Hospitals and healthcare workers must be protected from the waging of warBMJ 2022; 376 doi: https://doi.org/10.1136/bmj.o764 (Published 22 March 2022) Cite this as: BMJ 2022;376:o764
An injured pregnant woman was carried out of a maternity hospital in Mariupol, Ukraine on a stretcher after Russian forces bombed the hospital on 9 March 2022. Surrounded by scorched buildings and rubble, photographs of her reverberated around the world via social media. Several days later, the Ukrainian government confirmed that the unnamed woman and her baby had died.1
The two were among the growing number of patients who have been killed by attacks on Ukrainian healthcare facilities since the Russian invasion began on 24 February 2022.2 As of 12 March 2022, the monitoring group Insecurity Insight has documented 47 reported attacks on healthcare facilities in Ukraine. In 29 of these reported attacks, health facilities were damaged or destroyed, 24 health workers were injured, and eight health workers were killed.3 The World Health Organisation’s Surveillance System for Attacks on Health Care has verified 52 attacks on healthcare since the conflict began. Both are likely conservative figures.4
According to news reports, one of the clinicians killed was Leila Ahmed, who died under Russian mortar fire on Kharkiv regional hospital on 3 March. It is a cruel irony that Ahmed, a Syrian gynaecologist, had fled with her husband from Deir Ez-zor, a Syrian province also ravaged by Syrian and Russian air strikes, only to die in a Russian attack on her hospital in Ukraine.3
International humanitarian and human rights law protect medical spaces and health workers from interference and attack during armed conflicts. The four Geneva Conventions of 1949 have been ratified by 196 countries, including Russia and Ukraine, both of which also ratified Additional Protocol I.5 These require that all parties to a conflict protect and ensure the functionality of medical facilities, transport, and personnel; protect and ensure unbiased treatment for both wounded civilians and combatants; and that medical personnel provide impartial care to both civilians and wounded combatants, in line with medical ethics.
There are only limited exceptions to these regulations, for instance where a medical facility is being used to commit acts in furtherance of the conflict and unrelated to its humanitarian function, provided that the “collateral damage” of any such attack is proportional to the anticipated military advantage. But any lawful targeting is the exception to an overriding norm: hospitals and healthcare workers must be protected from the waging of war.
Attacks on health facilities and personnel during conflict are, unfortunately, not unique to Russia’s invasion of Ukraine. Such attacks have been documented throughout the world in conflict-affected places such as Afghanistan, Iraq, Myanmar, Palestine, Somalia, Sudan, Syria, and Yemen. More than 4,000 attacks or threats to healthcare were perpetrated globally from 2016 to 2020, according to the Safeguarding Health in Conflict Coalition.6 Their toll on local populations can be devastating in the short and the long term and can cripple entire health systems. These include an inability to manage conflict related injuries, a reduced capacity to care for people with chronic conditions, and failure to safeguard public health and manage communicable disease outbreaks.

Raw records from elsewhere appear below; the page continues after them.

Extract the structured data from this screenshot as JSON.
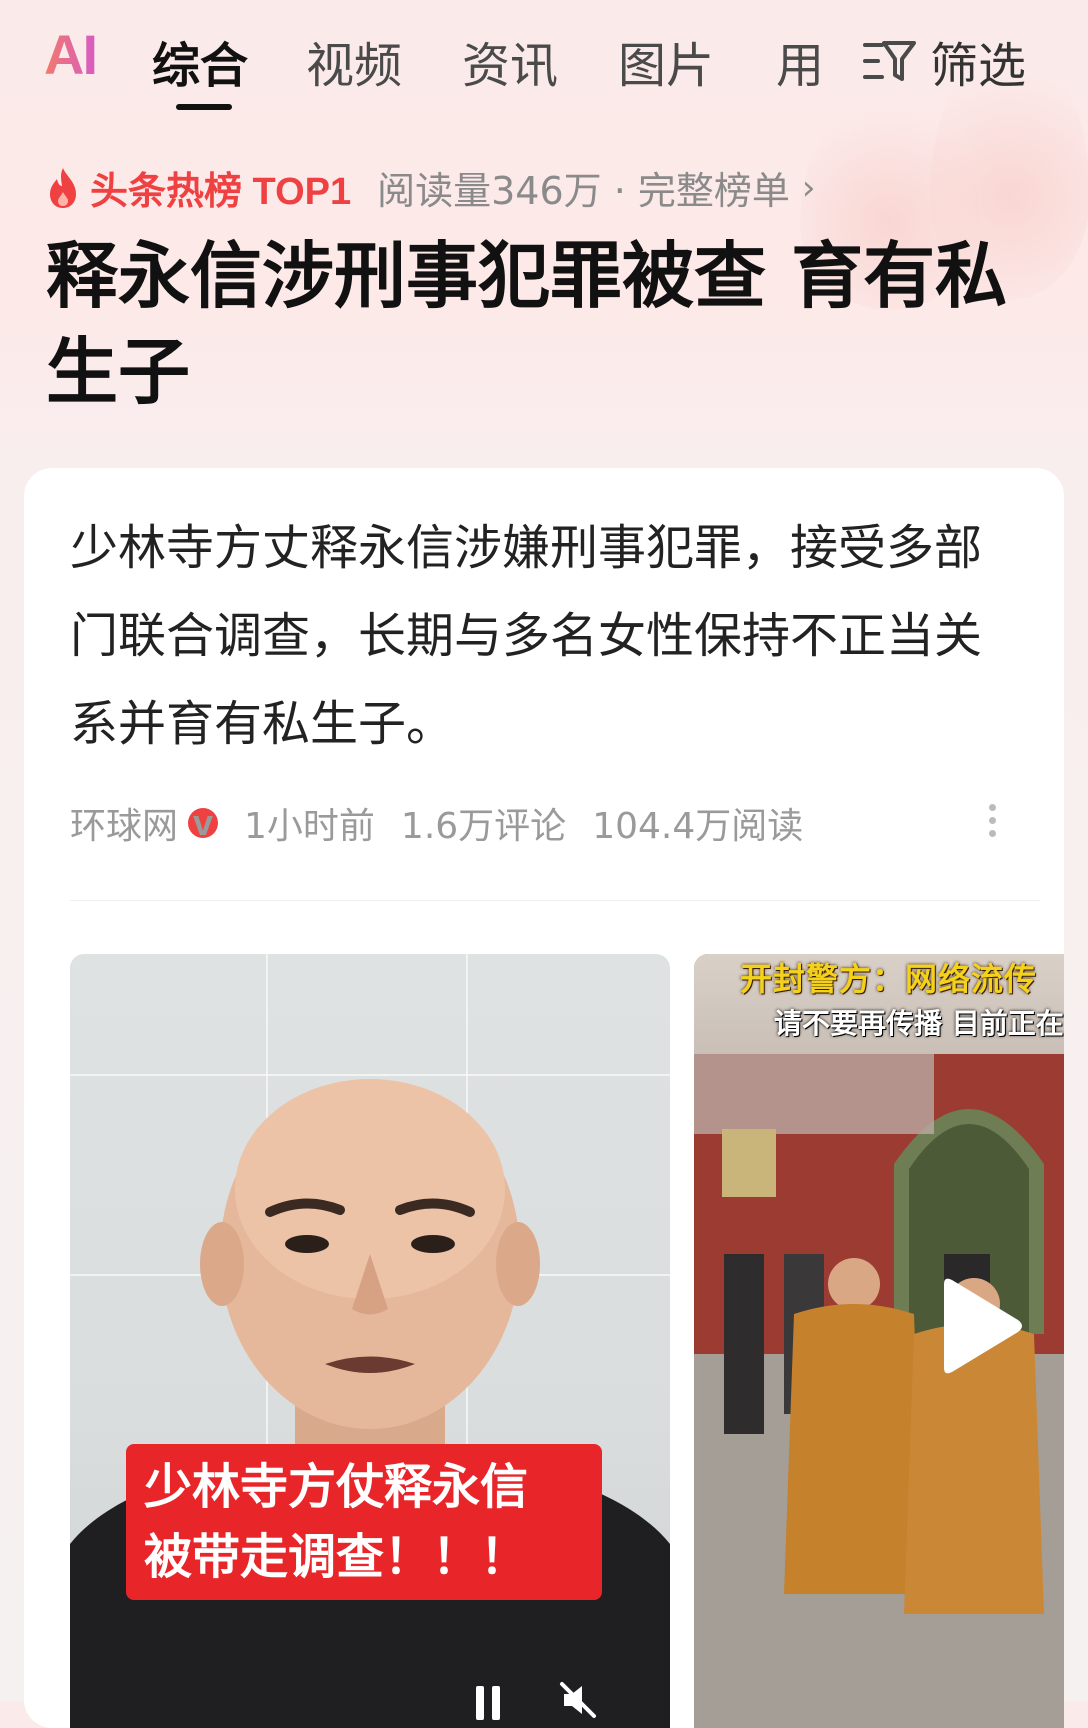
{
  "tabs": {
    "ai_logo": "AI",
    "items": [
      {
        "label": "综合",
        "active": true
      },
      {
        "label": "视频",
        "active": false
      },
      {
        "label": "资讯",
        "active": false
      },
      {
        "label": "图片",
        "active": false
      },
      {
        "label": "用",
        "active": false
      }
    ],
    "filter_label": "筛选"
  },
  "hot": {
    "label": "头条热榜 TOP1",
    "meta": "阅读量346万 · 完整榜单",
    "chevron": "›"
  },
  "headline": "释永信涉刑事犯罪被查 育有私生子",
  "card": {
    "summary": "少林寺方丈释永信涉嫌刑事犯罪，接受多部门联合调查，长期与多名女性保持不正当关系并育有私生子。",
    "source": "环球网",
    "verified_badge": "v",
    "time": "1小时前",
    "comments": "1.6万评论",
    "reads": "104.4万阅读"
  },
  "media": {
    "video1_caption_line1": "少林寺方仗释永信",
    "video1_caption_line2": "被带走调查！！！",
    "video2_caption_line1": "开封警方：网络流传",
    "video2_caption_line2": "请不要再传播 目前正在"
  },
  "colors": {
    "accent_red": "#f04142",
    "caption_red": "#e8262a",
    "caption_yellow": "#f4d21c"
  }
}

In Syria, Russia has actively supported Syrian government actions to “weaponize” deliberate attacks on healthcare that deprive people of the care they need by killing, imprisoning, and torturing thousands of health workers and attacking and destroying hundreds of hospitals and other healthcare facilities.7 Since the conflict in Syria began 11 years ago this month, Physicians for Human Rights (PHR) has corroborated 601 attacks on 400 health facilities and the killing of 942 medical workers, with more than 90 percent of these attacks perpetrated by the Syrian government, Russia, and other allies.

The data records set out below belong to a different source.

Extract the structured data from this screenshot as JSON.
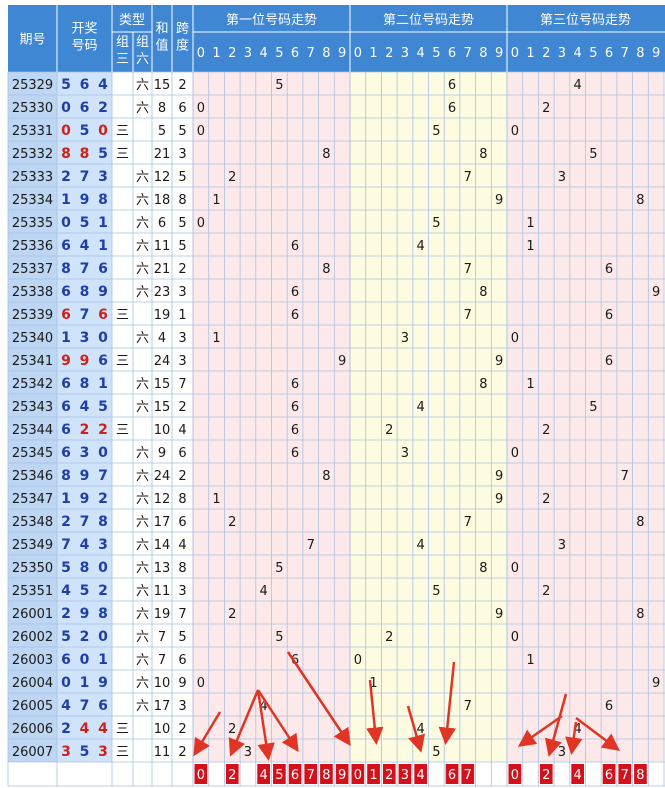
{
  "headers": {
    "period": "期号",
    "award": "开奖\n号码",
    "type": "类型",
    "zu_san": "组\n三",
    "zu_liu": "组\n六",
    "sum": "和\n值",
    "span": "跨\n度",
    "zones": [
      "第一位号码走势",
      "第二位号码走势",
      "第三位号码走势"
    ]
  },
  "digit_labels": [
    "0",
    "1",
    "2",
    "3",
    "4",
    "5",
    "6",
    "7",
    "8",
    "9"
  ],
  "type_labels": {
    "san": "三",
    "liu": "六"
  },
  "colors": {
    "period_bg": "#bcd6f3",
    "header_bg": "#3f86d3",
    "award_bg": "#cfe3fb",
    "zone1_bg": "#fde9e9",
    "zone2_bg": "#fdfbe0",
    "zone3_bg": "#fde9e9",
    "grid": "#a8c2e2",
    "digit_blue": "#1f3ea8",
    "digit_red": "#d0201a",
    "arrow_red": "#e03524",
    "box_red": "#d5101a"
  },
  "chart_data": {
    "type": "table",
    "rows": [
      {
        "period": "25329",
        "nums": [
          5,
          6,
          4
        ],
        "sum": 15,
        "span": 2
      },
      {
        "period": "25330",
        "nums": [
          0,
          6,
          2
        ],
        "sum": 8,
        "span": 6
      },
      {
        "period": "25331",
        "nums": [
          0,
          5,
          0
        ],
        "sum": 5,
        "span": 5
      },
      {
        "period": "25332",
        "nums": [
          8,
          8,
          5
        ],
        "sum": 21,
        "span": 3
      },
      {
        "period": "25333",
        "nums": [
          2,
          7,
          3
        ],
        "sum": 12,
        "span": 5
      },
      {
        "period": "25334",
        "nums": [
          1,
          9,
          8
        ],
        "sum": 18,
        "span": 8
      },
      {
        "period": "25335",
        "nums": [
          0,
          5,
          1
        ],
        "sum": 6,
        "span": 5
      },
      {
        "period": "25336",
        "nums": [
          6,
          4,
          1
        ],
        "sum": 11,
        "span": 5
      },
      {
        "period": "25337",
        "nums": [
          8,
          7,
          6
        ],
        "sum": 21,
        "span": 2
      },
      {
        "period": "25338",
        "nums": [
          6,
          8,
          9
        ],
        "sum": 23,
        "span": 3
      },
      {
        "period": "25339",
        "nums": [
          6,
          7,
          6
        ],
        "sum": 19,
        "span": 1
      },
      {
        "period": "25340",
        "nums": [
          1,
          3,
          0
        ],
        "sum": 4,
        "span": 3
      },
      {
        "period": "25341",
        "nums": [
          9,
          9,
          6
        ],
        "sum": 24,
        "span": 3
      },
      {
        "period": "25342",
        "nums": [
          6,
          8,
          1
        ],
        "sum": 15,
        "span": 7
      },
      {
        "period": "25343",
        "nums": [
          6,
          4,
          5
        ],
        "sum": 15,
        "span": 2
      },
      {
        "period": "25344",
        "nums": [
          6,
          2,
          2
        ],
        "sum": 10,
        "span": 4
      },
      {
        "period": "25345",
        "nums": [
          6,
          3,
          0
        ],
        "sum": 9,
        "span": 6
      },
      {
        "period": "25346",
        "nums": [
          8,
          9,
          7
        ],
        "sum": 24,
        "span": 2
      },
      {
        "period": "25347",
        "nums": [
          1,
          9,
          2
        ],
        "sum": 12,
        "span": 8
      },
      {
        "period": "25348",
        "nums": [
          2,
          7,
          8
        ],
        "sum": 17,
        "span": 6
      },
      {
        "period": "25349",
        "nums": [
          7,
          4,
          3
        ],
        "sum": 14,
        "span": 4
      },
      {
        "period": "25350",
        "nums": [
          5,
          8,
          0
        ],
        "sum": 13,
        "span": 8
      },
      {
        "period": "25351",
        "nums": [
          4,
          5,
          2
        ],
        "sum": 11,
        "span": 3
      },
      {
        "period": "26001",
        "nums": [
          2,
          9,
          8
        ],
        "sum": 19,
        "span": 7
      },
      {
        "period": "26002",
        "nums": [
          5,
          2,
          0
        ],
        "sum": 7,
        "span": 5
      },
      {
        "period": "26003",
        "nums": [
          6,
          0,
          1
        ],
        "sum": 7,
        "span": 6
      },
      {
        "period": "26004",
        "nums": [
          0,
          1,
          9
        ],
        "sum": 10,
        "span": 9
      },
      {
        "period": "26005",
        "nums": [
          4,
          7,
          6
        ],
        "sum": 17,
        "span": 3
      },
      {
        "period": "26006",
        "nums": [
          2,
          4,
          4
        ],
        "sum": 10,
        "span": 2
      },
      {
        "period": "26007",
        "nums": [
          3,
          5,
          3
        ],
        "sum": 11,
        "span": 2
      }
    ],
    "predictions": [
      [
        "0",
        "2",
        "4",
        "5",
        "6",
        "7",
        "8",
        "9"
      ],
      [
        "0",
        "1",
        "2",
        "3",
        "4",
        "6",
        "7"
      ],
      [
        "0",
        "2",
        "4",
        "6",
        "7",
        "8"
      ]
    ]
  }
}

Russia has suffered no consequences or accountability for these crimes—nor for attacks that destroyed or severely damaged hospitals in Chechnya's capital, Grozny, during Russia’s invasion in 1994-95 and again during its 1999-2000 campaign that destroyed much of the city.
Russia is now applying these same tactics to Ukraine. Unless the architects of this war and other perpetrators are held accountable, violations like these will continue and likely worsen.

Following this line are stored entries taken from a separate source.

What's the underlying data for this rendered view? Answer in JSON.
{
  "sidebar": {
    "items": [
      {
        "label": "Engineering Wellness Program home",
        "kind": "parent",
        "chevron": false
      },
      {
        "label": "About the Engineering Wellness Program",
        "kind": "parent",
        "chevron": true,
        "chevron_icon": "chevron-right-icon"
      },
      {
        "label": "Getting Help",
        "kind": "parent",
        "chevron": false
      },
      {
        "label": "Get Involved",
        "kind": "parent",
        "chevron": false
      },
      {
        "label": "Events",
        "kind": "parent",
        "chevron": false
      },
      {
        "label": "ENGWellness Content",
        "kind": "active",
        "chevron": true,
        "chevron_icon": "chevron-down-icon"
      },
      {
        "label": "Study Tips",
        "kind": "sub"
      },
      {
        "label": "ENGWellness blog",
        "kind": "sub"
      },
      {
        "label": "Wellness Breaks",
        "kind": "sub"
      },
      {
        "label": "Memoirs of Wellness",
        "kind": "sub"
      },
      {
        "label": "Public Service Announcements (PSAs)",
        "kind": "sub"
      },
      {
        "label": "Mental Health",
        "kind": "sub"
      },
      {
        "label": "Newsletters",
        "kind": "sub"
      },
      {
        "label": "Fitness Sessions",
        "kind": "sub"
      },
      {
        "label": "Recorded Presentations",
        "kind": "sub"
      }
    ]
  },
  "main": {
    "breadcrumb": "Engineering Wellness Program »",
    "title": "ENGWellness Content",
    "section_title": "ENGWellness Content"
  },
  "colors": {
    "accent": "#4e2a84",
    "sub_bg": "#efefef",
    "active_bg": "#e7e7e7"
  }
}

While securing a ceasefire and access for humanitarian assistance to Ukraine is a clear priority, it is also urgent that independent health and human rights organizations such as Physicians for Human Rights (PHR) rigorously investigate and document evidence that can be used by international justice mechanisms to hold perpetrators accountable and push back against lies and propaganda spread by Russian officials.
The International Criminal Court’s prosecutor has already found there is sufficient evidence to launch an investigation in Ukraine for potential war crimes and crimes against humanity, while the United Nations has also established a Commission of Inquiry to investigate violations of human rights and international humanitarian law “stemming from the Russian aggression in Ukraine.”8
The world must insist on the enforcement of UN Security Council Resolution 2286's safeguards to protect healthcare in conflict and ensure that evidence of war crimes and other human rights violations is meticulously gathered, preserved, and documented. As Peter Maurer, president of the International Committee for the Red Cross has noted: “After outrage must come action, not complacency.”9 The haunting image of a pregnant woman in Mariupol reminds us.